Suicidal Angels, Divide and Conquer (NoiseArt): The Greek thrashers are back with two new members and a fifth album on which not a lick has changed in their approach. Rather than trying to be the next Kreator or Destruction, they take a decidedly American approach, faithfully mining the percussive sounds of Exodus, which has always worked very well in their favor in the past, and which does the same here. To their credit the band does mix it up a little, as on “Control the Twisted Mind”, a surprisingly ambitious seven-minute track that showcases some good progressive metal dexterity.
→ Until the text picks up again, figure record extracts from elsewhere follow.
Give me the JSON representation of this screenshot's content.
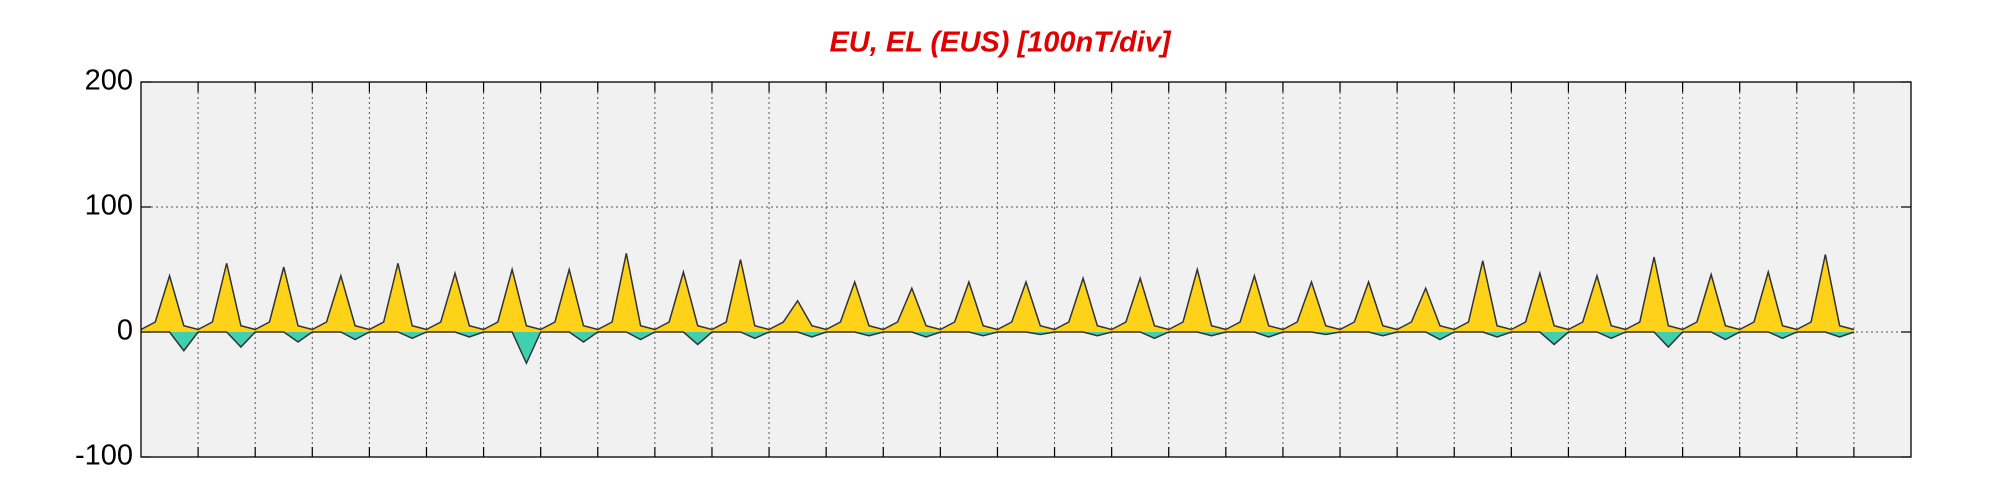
{
  "chart_data": {
    "type": "area",
    "title": "EU, EL (EUS)  [100nT/div]",
    "x": [
      0,
      0.25,
      0.5,
      0.75,
      1,
      1.25,
      1.5,
      1.75,
      2,
      2.25,
      2.5,
      2.75,
      3,
      3.25,
      3.5,
      3.75,
      4,
      4.25,
      4.5,
      4.75,
      5,
      5.25,
      5.5,
      5.75,
      6,
      6.25,
      6.5,
      6.75,
      7,
      7.25,
      7.5,
      7.75,
      8,
      8.25,
      8.5,
      8.75,
      9,
      9.25,
      9.5,
      9.75,
      10,
      10.25,
      10.5,
      10.75,
      11,
      11.25,
      11.5,
      11.75,
      12,
      12.25,
      12.5,
      12.75,
      13,
      13.25,
      13.5,
      13.75,
      14,
      14.25,
      14.5,
      14.75,
      15,
      15.25,
      15.5,
      15.75,
      16,
      16.25,
      16.5,
      16.75,
      17,
      17.25,
      17.5,
      17.75,
      18,
      18.25,
      18.5,
      18.75,
      19,
      19.25,
      19.5,
      19.75,
      20,
      20.25,
      20.5,
      20.75,
      21,
      21.25,
      21.5,
      21.75,
      22,
      22.25,
      22.5,
      22.75,
      23,
      23.25,
      23.5,
      23.75,
      24,
      24.25,
      24.5,
      24.75,
      25,
      25.25,
      25.5,
      25.75,
      26,
      26.25,
      26.5,
      26.75,
      27,
      27.25,
      27.5,
      27.75,
      28,
      28.25,
      28.5,
      28.75,
      29,
      29.25,
      29.5,
      29.75,
      30
    ],
    "series": [
      {
        "color": "#ffd21a",
        "values": [
          2,
          8,
          45,
          5,
          2,
          8,
          55,
          5,
          2,
          8,
          52,
          5,
          2,
          8,
          45,
          5,
          2,
          8,
          55,
          5,
          2,
          8,
          47,
          5,
          2,
          8,
          50,
          5,
          2,
          8,
          50,
          5,
          2,
          8,
          63,
          5,
          2,
          8,
          48,
          5,
          2,
          8,
          58,
          5,
          2,
          8,
          25,
          5,
          2,
          8,
          40,
          5,
          2,
          8,
          35,
          5,
          2,
          8,
          40,
          5,
          2,
          8,
          40,
          5,
          2,
          8,
          43,
          5,
          2,
          8,
          43,
          5,
          2,
          8,
          50,
          5,
          2,
          8,
          45,
          5,
          2,
          8,
          40,
          5,
          2,
          8,
          40,
          5,
          2,
          8,
          35,
          5,
          2,
          8,
          57,
          5,
          2,
          8,
          47,
          5,
          2,
          8,
          45,
          5,
          2,
          8,
          60,
          5,
          2,
          8,
          46,
          5,
          2,
          8,
          48,
          5,
          2,
          8,
          62,
          5,
          2
        ]
      },
      {
        "color": "#40d0b0",
        "values": [
          0,
          0,
          0,
          -15,
          0,
          0,
          0,
          -12,
          0,
          0,
          0,
          -8,
          0,
          0,
          0,
          -6,
          0,
          0,
          0,
          -5,
          0,
          0,
          0,
          -4,
          0,
          0,
          0,
          -25,
          0,
          0,
          0,
          -8,
          0,
          0,
          0,
          -6,
          0,
          0,
          0,
          -10,
          0,
          0,
          0,
          -5,
          0,
          0,
          0,
          -4,
          0,
          0,
          0,
          -3,
          0,
          0,
          0,
          -4,
          0,
          0,
          0,
          -3,
          0,
          0,
          0,
          -2,
          0,
          0,
          0,
          -3,
          0,
          0,
          0,
          -5,
          0,
          0,
          0,
          -3,
          0,
          0,
          0,
          -4,
          0,
          0,
          0,
          -2,
          0,
          0,
          0,
          -3,
          0,
          0,
          0,
          -6,
          0,
          0,
          0,
          -4,
          0,
          0,
          0,
          -10,
          0,
          0,
          0,
          -5,
          0,
          0,
          0,
          -12,
          0,
          0,
          0,
          -6,
          0,
          0,
          0,
          -5,
          0,
          0,
          0,
          -4,
          0
        ]
      }
    ],
    "xlim": [
      0,
      31
    ],
    "xticks": [
      1,
      2,
      3,
      4,
      5,
      6,
      7,
      8,
      9,
      10,
      11,
      12,
      13,
      14,
      15,
      16,
      17,
      18,
      19,
      20,
      21,
      22,
      23,
      24,
      25,
      26,
      27,
      28,
      29,
      30
    ],
    "ylim": [
      -100,
      200
    ],
    "yticks": [
      -100,
      0,
      100,
      200
    ],
    "grid": true
  }
}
Waldgeflüster, Meine Fesseln (Bindrune): There’s such a strong Woods of Ypres vibe to this third album by the German project, it’s eerie. From the pagan-tinged black metal, to the heavy use of melancholy and melodrama, to the sly incorporation of doom and gothic elements, to the lower-register singing, you’d swear the late David Gold is behind this. But give singer/songwriter/multi-instrumentalist Winterherz credit, he’s come through with a stirring, soulful, and atmospheric collection of black metal epics that easily transcend any language barrier. Arriving at a time when the new release landscape couldn’t seem bleaker, this is a welcome, rejuvenating discovery. Be careful, though, your corpsepaint will run like crazy once the tears flow during “Mit Welchen Fesseln”, which we premiered last week.

We All Die (Laughing), Thoughtscanning (Kaotoxin): This 33-minute track meanders the way you think an extended prog metal opus would, and then a clarinet solo pops in from out of nowhere. It’s pretty much the high point of the record.